Thursday, July 23, 2009

Yesterday I Spent an Absolutely

ridiculous amount of time knitting this



It's the first little sample sock in Cat Bordhi's New Pathways for Sock Knitters. I got through the leg just fine, no problem shaping the heel cup with short rows. But when I got to the part of the heel that runs at the bottom of the foot, Blam!, it was like hitting a brick wall. I could not get my rearranged stitches to match the diagram in the book (or more accurately, I could not conceptualize the relationship of the diagram to the stitches I was slipping onto different needles.) When I forged ahead and completed something like a heel I ended up two stitches short, with loose sloppy edges and gaping holes where the "wing" stitches met up with the instep. It was a mess.

I don't think there was anything wrong with the directions. I think it had to do with the way I assimilate information, at least knitting information.

First off, I think that what I already know got in the way of what I was trying to learn, I have a very clear grasp of the construction of a traditional heel flap and "French" heel turn.

I mean, by this point I understand it at some gut level that is deeper than words or numbers. Hand me any sock leg with any number of stitches on it and I can work that heel, because I can visualize how it is all supposed to come together, and how the proportions of the different sections work, and how a change to one dimension (say length of heel flap), will affect the other dimensions. And I think some of these "deeper than conscious thought" assumptions were bumping into the printed directions on the page and jangling things up. Because this heel is "sorta like, but not really" the heels I already know. Call it cognitive dissonance.

Secondly, I could not yet visualize how the parts of this new construction were supposed to work together. And if I didn't have a mental picture of what I was aiming for, and how it all worked together, I got confused. I'm good at visualizing something once I've seen an example - not so much from a written description. (Maybe that's why I like working from charts so much.) After I had my first somewhat bungled attempt done, I could turn it over in my hands and run my fingers along the places the different parts came together, internalizing how it all fit together.

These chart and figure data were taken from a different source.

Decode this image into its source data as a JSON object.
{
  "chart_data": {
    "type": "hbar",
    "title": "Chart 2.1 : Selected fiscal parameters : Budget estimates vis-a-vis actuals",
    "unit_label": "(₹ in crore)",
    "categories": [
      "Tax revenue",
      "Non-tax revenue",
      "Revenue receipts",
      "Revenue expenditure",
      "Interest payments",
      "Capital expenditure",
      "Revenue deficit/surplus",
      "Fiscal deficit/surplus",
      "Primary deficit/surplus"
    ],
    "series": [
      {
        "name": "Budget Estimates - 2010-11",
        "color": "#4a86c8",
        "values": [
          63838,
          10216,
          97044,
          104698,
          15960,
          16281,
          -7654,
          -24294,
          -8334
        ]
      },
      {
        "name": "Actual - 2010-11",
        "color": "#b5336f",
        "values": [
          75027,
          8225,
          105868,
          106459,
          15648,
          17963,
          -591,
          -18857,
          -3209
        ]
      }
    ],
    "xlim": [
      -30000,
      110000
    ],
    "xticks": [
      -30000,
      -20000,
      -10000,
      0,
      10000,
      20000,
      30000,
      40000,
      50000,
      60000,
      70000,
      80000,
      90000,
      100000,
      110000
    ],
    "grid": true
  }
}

It was at least close enough to what the designer intended that a little light bulb went on. "Aha! This is sort of, almost, like a Dutch Heel, only instead of using up stitches of the heel flap you are using up those "wing" stitches that are sort of the equivalent to a gusset." I ripped back, rearranged the stitches on the needles in a way that now made sense to me and sailed through the second go around.

I don't know that there is any moral to this story except maybe that it's really hard to write directions that can be clear to all "learning styles". I had no problem with Cat's instructions for her way of working short row wraps, or her favorite "Judy's Magic Cast On." But then, I'd watched her YouTube videos of those first. I was already seeing in my mind where to go and how to get there.

1 comment:

Anonymous said...

What you already know getting in the way of learning something new -- so true.